If a police officer finds mind-altering substances during a search, the people present are often quick to claim that they had no idea those items were there. The officers often arrest someone anyway and may push for their prosecution for possession or even more serious drug offenses.
Often, those accused of a drug offense did not have the substance in their personal possession but were instead close to it. The owner or driver of a vehicle might face charges over drugs found in the trunk, while the tenant on the lease at an apartment could end up arrested for something a party guest brought.
Can the state prosecute an individual for drugs that don’t belong to them?
Prosecutors can build a case around constructive possession
An individual does not need to have a mind-altering substance in their hands or back pocket for the state to prosecute them for possession. Instead, the standard is that prosecutors need to show the individual was aware of the presence of those drugs and had control over them.

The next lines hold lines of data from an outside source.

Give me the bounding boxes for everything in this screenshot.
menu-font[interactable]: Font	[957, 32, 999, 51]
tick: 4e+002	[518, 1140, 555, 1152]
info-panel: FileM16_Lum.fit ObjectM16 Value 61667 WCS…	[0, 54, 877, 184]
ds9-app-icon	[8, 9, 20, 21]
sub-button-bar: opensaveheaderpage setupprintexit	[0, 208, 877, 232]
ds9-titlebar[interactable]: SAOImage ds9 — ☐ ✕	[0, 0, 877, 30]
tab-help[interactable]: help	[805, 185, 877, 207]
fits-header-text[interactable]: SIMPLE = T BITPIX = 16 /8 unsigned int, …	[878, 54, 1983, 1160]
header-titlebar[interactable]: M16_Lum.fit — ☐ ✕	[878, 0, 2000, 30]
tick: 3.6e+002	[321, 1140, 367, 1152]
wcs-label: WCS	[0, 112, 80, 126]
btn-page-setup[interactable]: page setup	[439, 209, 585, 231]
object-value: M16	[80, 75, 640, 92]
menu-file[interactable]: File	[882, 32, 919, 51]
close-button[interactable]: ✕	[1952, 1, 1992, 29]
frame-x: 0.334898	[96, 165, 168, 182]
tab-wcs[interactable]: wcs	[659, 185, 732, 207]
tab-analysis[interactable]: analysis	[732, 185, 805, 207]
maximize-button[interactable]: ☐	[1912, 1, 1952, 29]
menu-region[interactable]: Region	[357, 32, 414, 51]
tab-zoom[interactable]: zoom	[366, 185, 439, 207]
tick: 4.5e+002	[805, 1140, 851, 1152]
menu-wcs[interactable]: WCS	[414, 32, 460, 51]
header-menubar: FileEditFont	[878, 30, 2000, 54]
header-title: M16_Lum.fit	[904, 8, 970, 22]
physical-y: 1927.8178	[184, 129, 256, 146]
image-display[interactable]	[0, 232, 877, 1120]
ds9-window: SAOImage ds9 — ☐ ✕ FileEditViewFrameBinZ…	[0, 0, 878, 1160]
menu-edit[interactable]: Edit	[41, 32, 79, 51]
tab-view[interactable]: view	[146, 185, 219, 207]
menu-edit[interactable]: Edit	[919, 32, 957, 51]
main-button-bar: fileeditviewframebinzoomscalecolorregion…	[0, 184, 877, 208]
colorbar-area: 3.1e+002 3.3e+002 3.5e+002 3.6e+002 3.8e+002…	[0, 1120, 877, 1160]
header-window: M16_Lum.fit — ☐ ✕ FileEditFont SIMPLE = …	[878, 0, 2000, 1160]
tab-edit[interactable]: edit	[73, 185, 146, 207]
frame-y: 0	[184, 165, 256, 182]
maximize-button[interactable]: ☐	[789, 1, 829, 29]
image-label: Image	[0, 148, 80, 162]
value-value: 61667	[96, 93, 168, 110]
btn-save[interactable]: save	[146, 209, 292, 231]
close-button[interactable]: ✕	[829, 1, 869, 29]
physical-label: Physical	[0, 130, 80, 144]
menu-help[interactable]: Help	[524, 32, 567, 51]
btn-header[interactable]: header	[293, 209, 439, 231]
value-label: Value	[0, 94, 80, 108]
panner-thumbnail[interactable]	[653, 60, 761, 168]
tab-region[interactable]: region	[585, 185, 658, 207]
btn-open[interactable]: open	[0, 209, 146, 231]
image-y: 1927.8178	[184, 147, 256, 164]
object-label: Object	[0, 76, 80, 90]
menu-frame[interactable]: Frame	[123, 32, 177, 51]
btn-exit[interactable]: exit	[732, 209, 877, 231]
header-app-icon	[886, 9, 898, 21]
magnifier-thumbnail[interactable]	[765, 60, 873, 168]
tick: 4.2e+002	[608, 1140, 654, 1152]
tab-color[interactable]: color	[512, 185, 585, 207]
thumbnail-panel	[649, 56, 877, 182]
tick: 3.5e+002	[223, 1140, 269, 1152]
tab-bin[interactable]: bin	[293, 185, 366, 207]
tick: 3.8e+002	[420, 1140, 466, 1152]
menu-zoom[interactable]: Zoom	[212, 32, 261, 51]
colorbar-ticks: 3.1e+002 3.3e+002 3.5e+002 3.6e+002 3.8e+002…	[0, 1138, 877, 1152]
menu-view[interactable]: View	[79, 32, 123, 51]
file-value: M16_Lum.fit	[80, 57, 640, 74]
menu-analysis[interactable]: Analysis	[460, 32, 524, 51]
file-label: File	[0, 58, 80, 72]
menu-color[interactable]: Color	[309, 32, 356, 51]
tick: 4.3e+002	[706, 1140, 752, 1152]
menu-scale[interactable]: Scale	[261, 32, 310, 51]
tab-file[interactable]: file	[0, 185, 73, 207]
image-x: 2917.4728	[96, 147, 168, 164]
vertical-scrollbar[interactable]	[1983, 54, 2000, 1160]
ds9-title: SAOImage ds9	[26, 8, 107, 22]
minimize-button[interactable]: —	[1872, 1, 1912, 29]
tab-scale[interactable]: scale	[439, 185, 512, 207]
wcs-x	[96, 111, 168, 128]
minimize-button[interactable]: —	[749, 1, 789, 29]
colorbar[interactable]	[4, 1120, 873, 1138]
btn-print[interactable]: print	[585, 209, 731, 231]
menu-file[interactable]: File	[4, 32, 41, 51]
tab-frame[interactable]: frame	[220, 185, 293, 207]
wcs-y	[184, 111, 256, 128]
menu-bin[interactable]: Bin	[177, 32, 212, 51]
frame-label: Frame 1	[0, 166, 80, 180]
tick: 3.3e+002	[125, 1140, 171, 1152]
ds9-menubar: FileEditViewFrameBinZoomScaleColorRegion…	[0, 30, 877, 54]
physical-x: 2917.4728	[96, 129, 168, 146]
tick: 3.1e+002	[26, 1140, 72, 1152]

Those two elements lead to claims of constructive possession and allow for someone’s prosecution even if the drugs didn’t technically belong to them. Factors including the difficulty locating the item or a lack of fingerprints connecting the driver to the drugs could help them challenge claims they knew about or had control over the drugs that the police found.
Fighting back against the claim that someone knew about or had control over prohibited substances is a common approach when police find something close to a defendant but not in their physical possession. Learning more about strategies used to fight back against drug charges can help those accused of a possession offense.